Come on, the Internet has plenty of stuff that makes one depressed without any need to get abused or even communicate with anyone.
You’re so smart.
Well, it’s all relative. Compared to you, for instance, certainly.
HeartyBeast@kbin.social 1 year ago
Some psychologists even dismiss the fact.
Yeh. I don't think you're quite sure what the word "fact" means
Shalakushka@kbin.social 1 year ago
I'm sure you actually know a lot about psychology and aren't an armchair philosopher or anything. Wanna show us some of your papers? It should be easy to get published in a psych journal if it's just astrology, right?
fosforus@sopuli.xyz 1 year ago
Yeah, probably quite easy.
cambridge.org/…/E7EEC586335D0D499D6A88AA05D3915C
But I guess this partially shows that at least some psychologists are on top of the problem.

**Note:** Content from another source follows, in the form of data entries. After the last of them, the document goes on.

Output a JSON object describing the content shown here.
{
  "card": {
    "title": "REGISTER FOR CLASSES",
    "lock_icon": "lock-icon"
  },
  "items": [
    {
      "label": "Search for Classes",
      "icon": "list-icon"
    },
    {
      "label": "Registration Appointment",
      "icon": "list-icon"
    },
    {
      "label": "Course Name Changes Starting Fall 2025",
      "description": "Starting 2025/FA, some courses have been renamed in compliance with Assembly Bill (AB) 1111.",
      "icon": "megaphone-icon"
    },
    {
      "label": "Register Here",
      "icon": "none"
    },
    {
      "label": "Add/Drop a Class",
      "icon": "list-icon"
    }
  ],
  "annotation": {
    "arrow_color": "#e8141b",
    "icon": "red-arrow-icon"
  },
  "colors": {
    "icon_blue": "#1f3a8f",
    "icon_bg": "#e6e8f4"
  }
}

autotldr@lemmings.world [bot] 1 year ago
This is the best summary I could come up with:
In figures that Angela Salt, the UK movement’s chief executive, said showed “girls and young women have been let down”, only 17% aged seven to 21 now feel very happy compared with 40% in 2009.
Despite multiple campaigns to change the way female body image is depicted, two-thirds of 11 to 21-year-olds “sometimes feel ashamed of the way I look because I’m not like girls and women in the media” – up from half five years ago.
In several worrying findings suggesting backsliding on gender equality, the number of girls and women who think they are mostly given the same opportunities to do things as boys and men of the same age has fallen since 2009.
“The pressures on girls, particularly in terms of appearance, online harms and sexual harassment, felt particularly resonant as I have watched multiple members in my own Girlguiding units struggle with these issues,” she said.
ChildLine, the charity which runs the 0800 1111 helpline, said the results “reinforce how essential the upcoming online safety bill will be in ensuring girls can use social media platforms without the fear of suffering sexism and abuse.”
“The findings from this survey are sobering and echo the concerns that our trained ChildLine counsellors hear on a daily basis,” said Kieran Lyons, service head.
The original article contains 651 words, the summary contains 214 words. Saved 67%. I’m a bot and I’m open source!
byroon@lemmy.world 1 year ago
I appreciate the concerns around body-image and especially consent are important ones. Nonetheless I find it slightly odd that an article about how happiness has declined since specifically 2009 doesn’t mention the 13 years of Tory rule and austerity we’ve had in that time.